At first, I just accepted that the Dandy Lions were going to be much poppier than the dreary stuff I normally listen to.  While never depressing, the music is a bit moody — not melodramatic, and less stiff and awkward than other baroque sounding stuff, but there's a bit of a haunted edge creeping in.  Songs often come unhinged without warning, devolving into a chorus of shouts and frantic instrumentation, adding an off-kilter sense of unpredictability to what starts out as bouncy upbeat indie-folk. It's frenetic pop music with a surreal edge. Some bands successfully pull off quirk, and plenty of bands succeed with catchy accessibility, but both at once is a much rarer feat. The duality that forms the basis for the Dandy Lion's music somehow allows them to be both — accessible, and yet weird enough that you can't quite pin down whether you've heard anything like it before.
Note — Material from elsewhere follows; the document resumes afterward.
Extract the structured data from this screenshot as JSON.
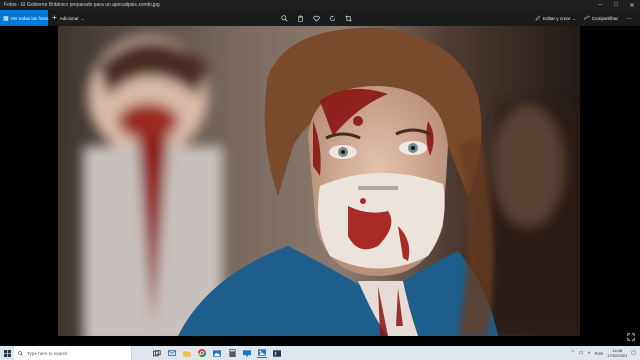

The vocals of the singers – which are themselves just a bit different, and yet entirely natural when balancing each other — provide the backbone. Dandy Lions take excellent advantage of the back-and-forth, male-and-female style, writing songs that compliment both voices, rather than just using one as seasoning for the other.  It's fine that most bands with male/female singers write like that: one vocalist dominant, the other joining here and there as a sort of lyrical accent. But these siblings' voices are a perfect fit, and their dependence on this good fortune shapes the album, giving it a sense of confidence and sincerity, a refreshing lack of cynicism and calculated aloofness.  Many recent indie bands passive-aggressively embrace their pop aspects, combining semi-catchy melodies with a stuffy twee sensibility that runs the risk of making the music feel stilted, and distant.  With the Dandy Lions, there's no awkward over-instrumentation or insecure dancing around the band's poppy nature. Everything contributes: those complimentary dual vocals, the forceful rhythm section, the rarely-dominant but never-superfluous accordion, which compliments the guitar with a similar playful back-and-forth as the musician's vocals, neither one truly leading the other. Goldstein and Feliciano provide genuine, pounding energy to match, pushing the music along at a speed that prevents any chance of it all seeming too-cute.

Bands that focus on melody often focus only on melody, which usually leads to me quickly losing interest.  Melody creates catchyness, but melody itself generally doesn't contribute to texture or depth. If the Dandy Lions didn't have a distinct personality — a moody duality and an off-center sense of unpredictability — they would be just another redundancy in the recent surge of quirky indie-pop bands, bands that make up for a lack of interesting songwriting by copping interesting musical trends. But nothing here is trying to be trendy, cute, or desperately different. Dandy Lions let their music carry itself with the confidence that their songwriting is interesting — and it is — rather than propping it up with splatters of semi-interesting flair to support a limp essence. Quirky charm like this works as well as it does because the band — for all their skill — gracefully lacks pretension.

1 comment:

  1. I was lucky enough to have seen the Dandy Lions
    perform at "The Coffee Shop" in Beacon NY. They were phenomenal!. I think they were awesome, great brother sister duo. The band as a whole is in sync.